Brantley spoke to reporters Saturday for the first time since being placed on the 15-day disabled list on May 14. He began the season on the DL following surgery for a torn right labrum in November. Brantley hit .231 with seven RBIs in 11 games before being shut down again.

“I wasn’t bouncing back quick enough to keep playing back-to-back games, which is very important,” he said. “I want to be healthy each and every day and I have to play at a high level. This is the major leagues. You have to be at the best of your ability and the highest health-wise you can be.”

Brantley, who received an anti-inflammatory shot in the shoulder two weeks ago, doesn’t think he returned from the surgery too soon.

“I was ready,” he said. “We talked about it. We had a great process laid out. Everything went smoothly.
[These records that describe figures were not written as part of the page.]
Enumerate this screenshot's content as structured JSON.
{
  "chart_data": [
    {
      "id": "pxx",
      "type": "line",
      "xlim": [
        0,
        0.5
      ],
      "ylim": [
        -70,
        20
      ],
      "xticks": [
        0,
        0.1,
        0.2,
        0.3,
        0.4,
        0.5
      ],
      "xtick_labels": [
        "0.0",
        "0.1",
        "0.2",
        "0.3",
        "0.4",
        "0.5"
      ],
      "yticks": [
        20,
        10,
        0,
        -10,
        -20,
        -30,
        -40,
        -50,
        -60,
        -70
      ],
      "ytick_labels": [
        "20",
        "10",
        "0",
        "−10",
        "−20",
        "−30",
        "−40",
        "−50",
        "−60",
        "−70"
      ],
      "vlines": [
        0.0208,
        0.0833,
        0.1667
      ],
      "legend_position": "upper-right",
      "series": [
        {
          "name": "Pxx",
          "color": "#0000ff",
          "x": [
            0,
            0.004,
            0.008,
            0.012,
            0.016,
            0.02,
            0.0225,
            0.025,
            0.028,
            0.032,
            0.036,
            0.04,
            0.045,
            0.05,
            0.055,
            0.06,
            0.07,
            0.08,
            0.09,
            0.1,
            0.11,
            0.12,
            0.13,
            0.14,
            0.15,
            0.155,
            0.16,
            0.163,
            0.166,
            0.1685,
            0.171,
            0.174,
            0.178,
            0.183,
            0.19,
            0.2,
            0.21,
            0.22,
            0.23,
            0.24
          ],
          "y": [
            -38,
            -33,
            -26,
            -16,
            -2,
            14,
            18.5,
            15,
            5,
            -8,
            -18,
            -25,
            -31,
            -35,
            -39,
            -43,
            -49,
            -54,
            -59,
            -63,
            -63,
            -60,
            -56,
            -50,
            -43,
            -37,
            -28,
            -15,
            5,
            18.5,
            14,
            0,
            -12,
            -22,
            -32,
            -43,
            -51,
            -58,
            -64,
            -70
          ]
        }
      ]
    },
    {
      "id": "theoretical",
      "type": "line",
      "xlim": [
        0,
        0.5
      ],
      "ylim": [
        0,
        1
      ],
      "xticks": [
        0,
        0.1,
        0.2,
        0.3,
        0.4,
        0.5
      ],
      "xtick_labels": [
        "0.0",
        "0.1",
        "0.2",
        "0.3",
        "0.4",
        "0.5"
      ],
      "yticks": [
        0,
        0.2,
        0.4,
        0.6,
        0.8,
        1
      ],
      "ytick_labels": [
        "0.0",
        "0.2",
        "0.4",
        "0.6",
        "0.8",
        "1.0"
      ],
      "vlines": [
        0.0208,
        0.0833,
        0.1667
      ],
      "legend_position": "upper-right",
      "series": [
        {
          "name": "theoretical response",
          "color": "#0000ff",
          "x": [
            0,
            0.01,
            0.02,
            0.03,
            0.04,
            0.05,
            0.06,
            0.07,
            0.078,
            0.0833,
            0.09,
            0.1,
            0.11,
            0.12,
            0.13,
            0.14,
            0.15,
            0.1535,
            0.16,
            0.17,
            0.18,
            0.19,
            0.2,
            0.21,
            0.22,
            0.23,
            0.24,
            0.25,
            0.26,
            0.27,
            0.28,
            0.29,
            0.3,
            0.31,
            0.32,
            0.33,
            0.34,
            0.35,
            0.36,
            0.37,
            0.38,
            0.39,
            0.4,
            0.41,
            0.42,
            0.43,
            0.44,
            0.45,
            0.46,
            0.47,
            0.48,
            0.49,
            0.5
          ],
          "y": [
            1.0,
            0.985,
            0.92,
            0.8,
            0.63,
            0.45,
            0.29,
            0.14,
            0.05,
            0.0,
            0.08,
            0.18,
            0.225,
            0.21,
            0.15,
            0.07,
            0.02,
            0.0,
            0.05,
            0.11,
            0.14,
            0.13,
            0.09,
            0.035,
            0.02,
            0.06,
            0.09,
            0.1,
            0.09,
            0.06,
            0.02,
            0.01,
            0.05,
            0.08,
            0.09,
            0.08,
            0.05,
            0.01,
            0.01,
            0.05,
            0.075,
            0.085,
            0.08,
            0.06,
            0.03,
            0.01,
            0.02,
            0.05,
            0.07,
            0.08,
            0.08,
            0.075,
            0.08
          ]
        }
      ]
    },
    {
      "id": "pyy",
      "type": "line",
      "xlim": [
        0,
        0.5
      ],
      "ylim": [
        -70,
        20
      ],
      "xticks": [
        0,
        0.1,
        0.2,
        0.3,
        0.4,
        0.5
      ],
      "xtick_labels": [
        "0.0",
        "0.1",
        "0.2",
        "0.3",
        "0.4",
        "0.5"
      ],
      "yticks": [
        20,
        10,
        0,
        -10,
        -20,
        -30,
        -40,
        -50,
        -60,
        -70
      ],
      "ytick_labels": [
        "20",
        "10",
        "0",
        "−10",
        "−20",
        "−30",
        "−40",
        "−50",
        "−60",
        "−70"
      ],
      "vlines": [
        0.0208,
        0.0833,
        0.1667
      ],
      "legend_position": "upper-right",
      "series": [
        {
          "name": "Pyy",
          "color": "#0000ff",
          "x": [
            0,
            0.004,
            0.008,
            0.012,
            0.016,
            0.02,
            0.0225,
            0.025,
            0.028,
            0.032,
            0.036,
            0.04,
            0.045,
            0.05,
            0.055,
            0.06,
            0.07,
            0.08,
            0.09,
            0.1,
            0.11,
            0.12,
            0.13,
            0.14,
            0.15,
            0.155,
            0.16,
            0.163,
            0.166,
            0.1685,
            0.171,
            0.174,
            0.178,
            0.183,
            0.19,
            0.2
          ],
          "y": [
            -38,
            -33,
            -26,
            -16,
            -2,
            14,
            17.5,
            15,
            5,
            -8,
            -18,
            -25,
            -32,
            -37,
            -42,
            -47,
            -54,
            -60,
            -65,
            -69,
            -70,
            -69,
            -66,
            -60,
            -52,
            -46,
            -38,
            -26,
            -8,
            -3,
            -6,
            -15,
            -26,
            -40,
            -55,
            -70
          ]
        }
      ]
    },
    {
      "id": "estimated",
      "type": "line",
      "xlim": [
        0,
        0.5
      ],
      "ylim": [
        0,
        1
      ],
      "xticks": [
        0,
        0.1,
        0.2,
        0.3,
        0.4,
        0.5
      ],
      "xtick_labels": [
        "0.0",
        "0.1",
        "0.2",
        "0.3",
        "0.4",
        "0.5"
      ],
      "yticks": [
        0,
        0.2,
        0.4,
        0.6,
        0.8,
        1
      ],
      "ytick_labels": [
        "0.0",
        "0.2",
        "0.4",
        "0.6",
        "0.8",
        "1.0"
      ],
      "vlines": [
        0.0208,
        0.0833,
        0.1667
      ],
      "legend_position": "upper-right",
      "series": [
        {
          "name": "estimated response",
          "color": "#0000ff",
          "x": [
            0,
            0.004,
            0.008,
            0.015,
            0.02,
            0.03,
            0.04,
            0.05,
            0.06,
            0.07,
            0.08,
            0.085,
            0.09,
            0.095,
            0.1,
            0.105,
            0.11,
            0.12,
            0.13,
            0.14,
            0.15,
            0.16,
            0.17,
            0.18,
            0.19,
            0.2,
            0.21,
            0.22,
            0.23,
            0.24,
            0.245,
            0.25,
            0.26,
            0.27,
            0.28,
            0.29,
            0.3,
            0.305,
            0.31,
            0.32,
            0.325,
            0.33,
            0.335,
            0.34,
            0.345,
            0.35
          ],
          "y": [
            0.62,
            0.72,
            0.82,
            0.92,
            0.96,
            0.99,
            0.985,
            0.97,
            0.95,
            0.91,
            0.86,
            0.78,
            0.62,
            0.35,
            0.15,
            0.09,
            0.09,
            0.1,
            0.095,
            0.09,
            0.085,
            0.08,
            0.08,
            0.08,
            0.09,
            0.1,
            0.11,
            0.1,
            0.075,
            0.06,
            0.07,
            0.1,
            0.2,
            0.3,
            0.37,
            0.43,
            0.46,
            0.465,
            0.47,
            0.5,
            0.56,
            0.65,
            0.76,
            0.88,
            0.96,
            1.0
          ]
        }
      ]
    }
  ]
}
It was just a bump in the road.”

Brantley has been hitting off a tee but isn’t sure when he will begin taking swings in the batting cage. He is playing catch since he throws left-handed but wants to be cautious about resuming a hitting program.

“Surgery is nothing to play with,” he said. “You have to be smart and understand your body.”

Brantley visited Dr. Craig Morgan, who performed the surgery, in Wilmington, Delaware after he returned to the DL. An MRI showed no changes in the shoulder.

“He said everything checks out good, just make sure to take your time and we’ll see what happens from there,” Brantley said.

Brantley finished third in the AL MVP voting in 2014 when he hit .327 with 20 homers and 97 RBIs. He batted .310 with 15 homers and 84 RBIs last season.